What Was Said
Forging strong connections with audiences is at the core of broadcasting. How you establish, maintain and make the most of these connections will only continue to evolve as technologies shift.
Interestingly, according to data from the CRTC’s 2019 Communications Monitoring Report, which will be released in a few weeks, Canadian adults continue to spend significantly more time connecting with traditional broadcasters. On average, they spend 14.6 hours each week listening to radio stations, compared to 8.1 hours listening to online services. The gap is even wider with television content: 26.2 hours are spent each week watching traditional TV and 3.2 hours watching content online.
If we dig a bit deeper, however, we see that teens are relying less on traditional platforms for their content – as you well know. Canadians aged 12-17 years old spend 4.4 hours each week listening to the radio and 13.9 hours watching TV.
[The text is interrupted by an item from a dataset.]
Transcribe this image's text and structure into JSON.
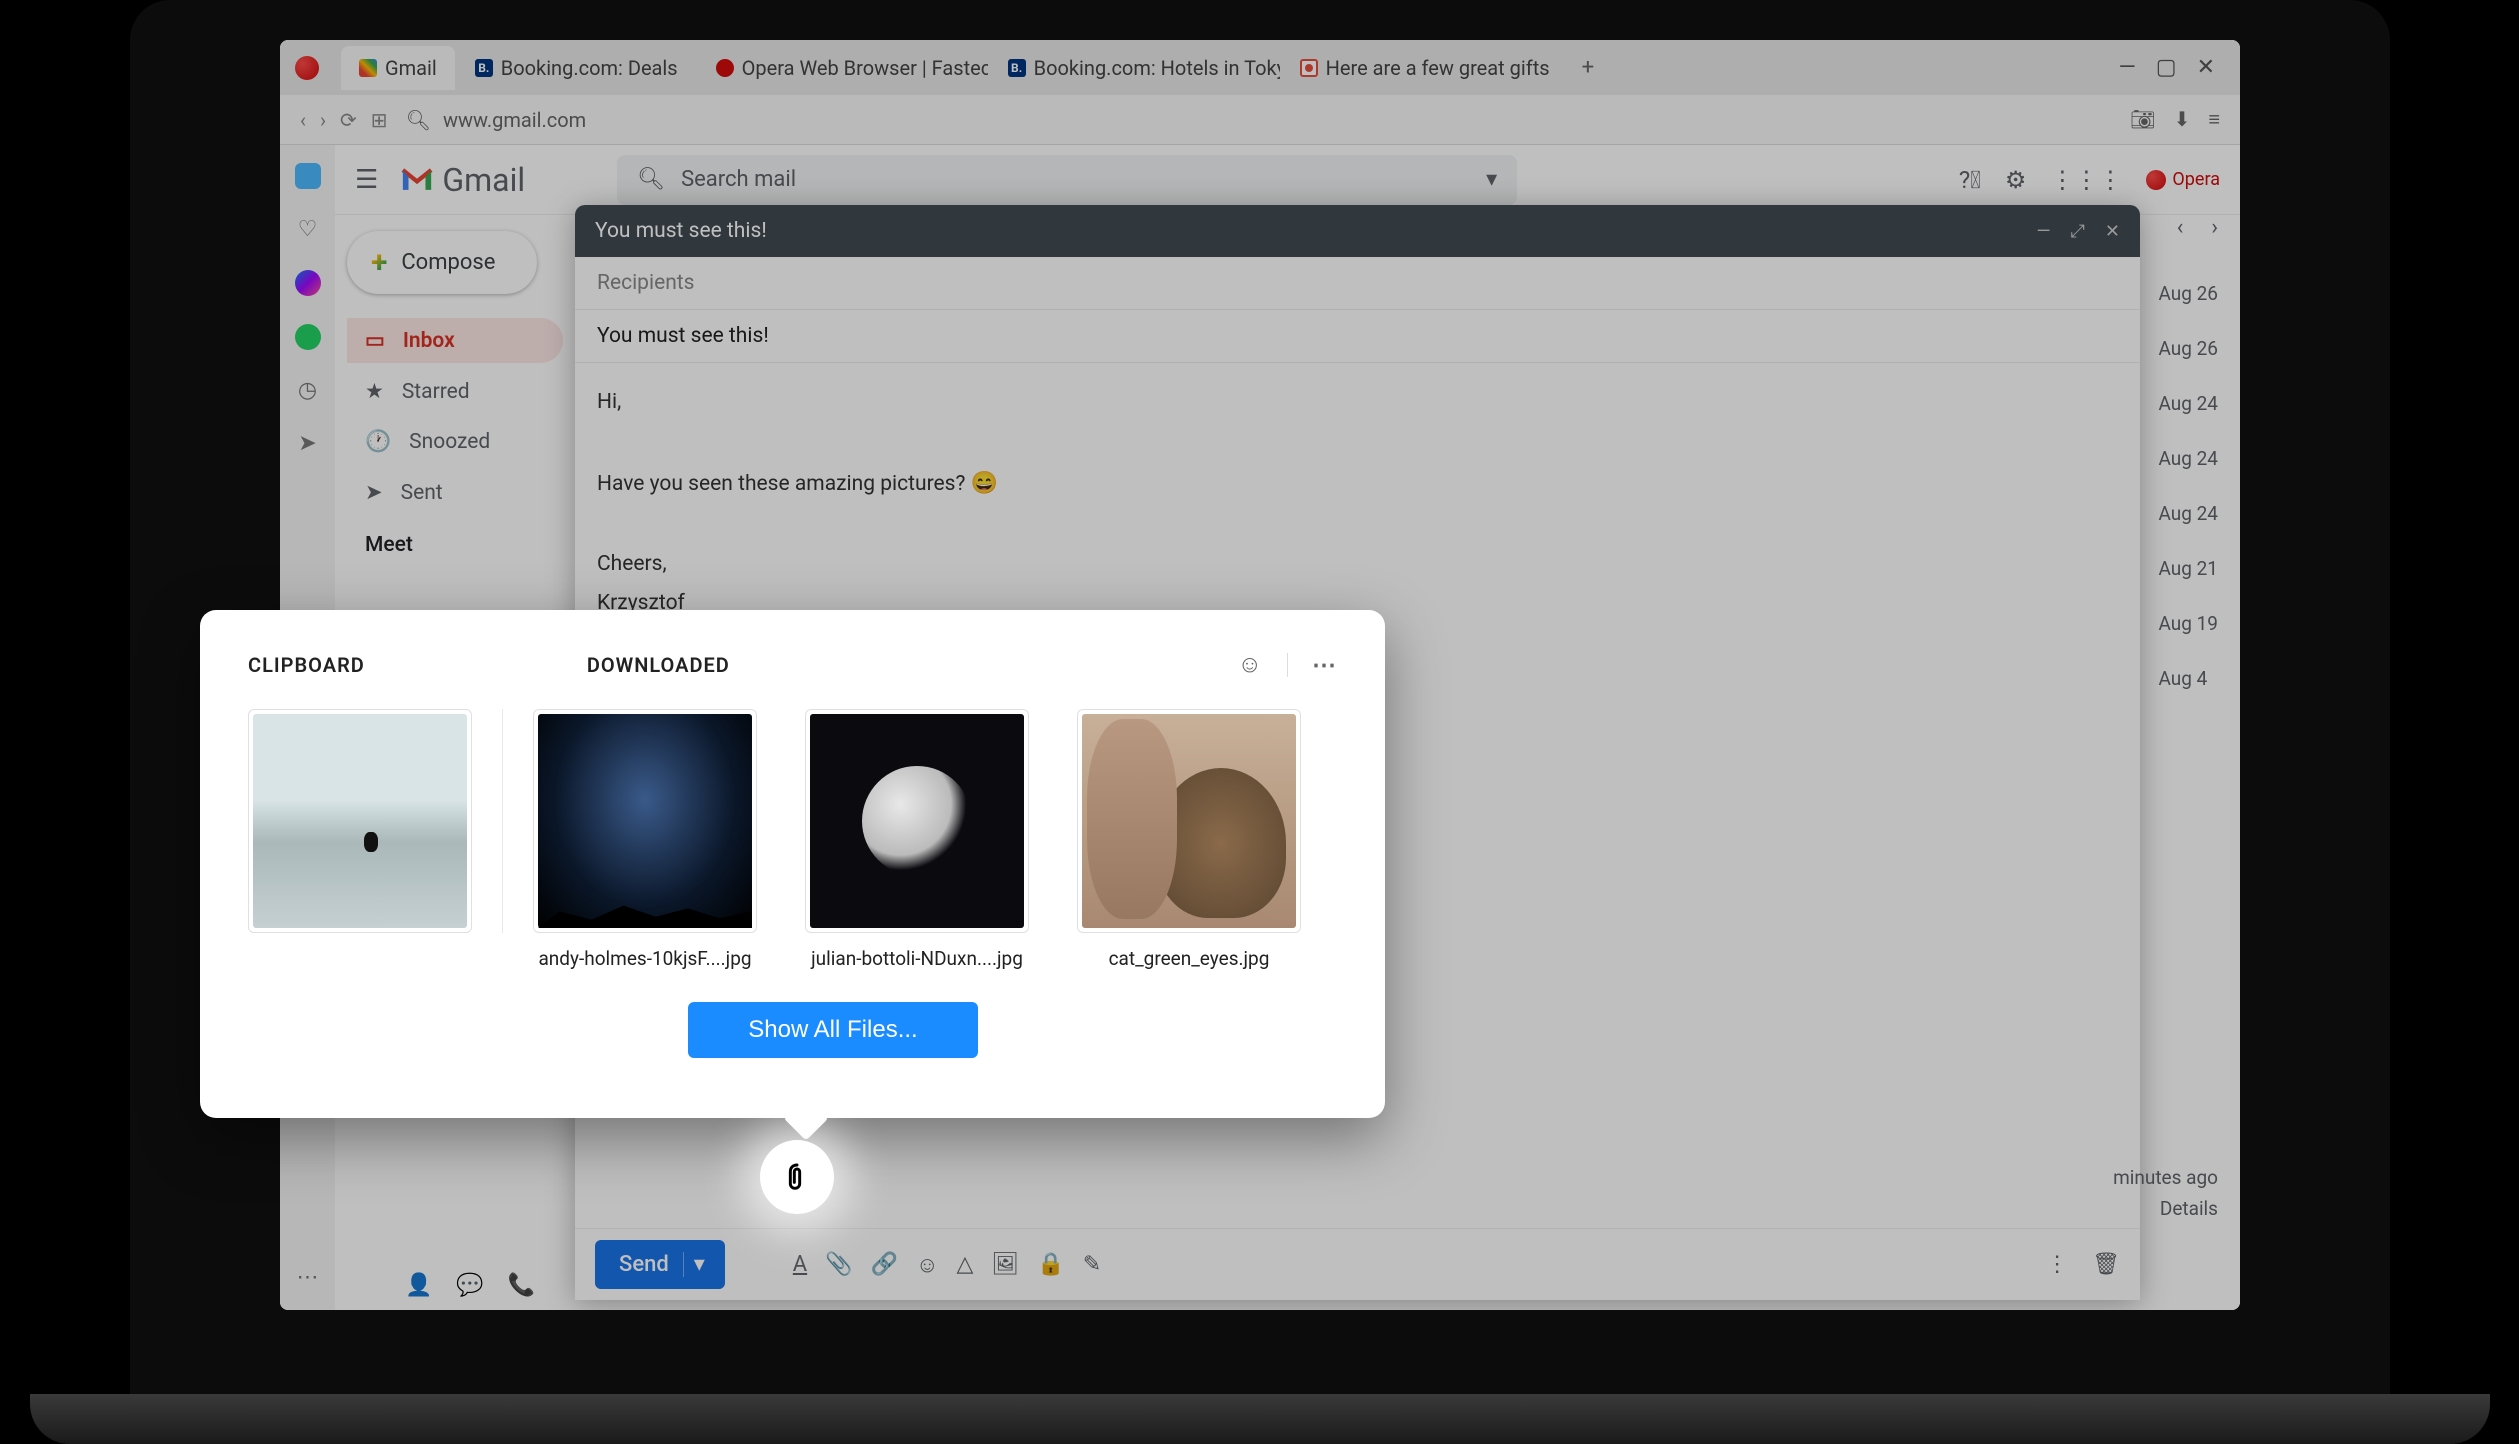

As we look to the future, the CRTC believes that Canada’s legislative and regulatory environment must evolve to keep pace with the changing landscape. This was the central message of our Harnessing Change report released last year.
In that report the CRTC recommends, in particular, that future policy approaches:
Be nimble, innovative and capable of adapting to changes in technology and consumers.
Recognize that all those who benefit from the Canadian broadcasting system should participate in an appropriate and equitable manner.
Focus on the production, promotion and discoverability of high-quality Canadian content, including news and information.
On the legislative front, we look forward to reading the final report and recommendations of the Broadcasting and Telecommunications Legislative Review Panel. That report is expected to be released in early 2020.
With a view to modernizing broadcast regulations, the Commission is preparing for a proceeding that many of you are eagerly awaiting: a comprehensive review of our commercial radio policy. Stay tuned for more information on that coming soon. — Ontario CRTC Commissioner Monique Lafontaine, speaking at the OAB convention last week (full text here)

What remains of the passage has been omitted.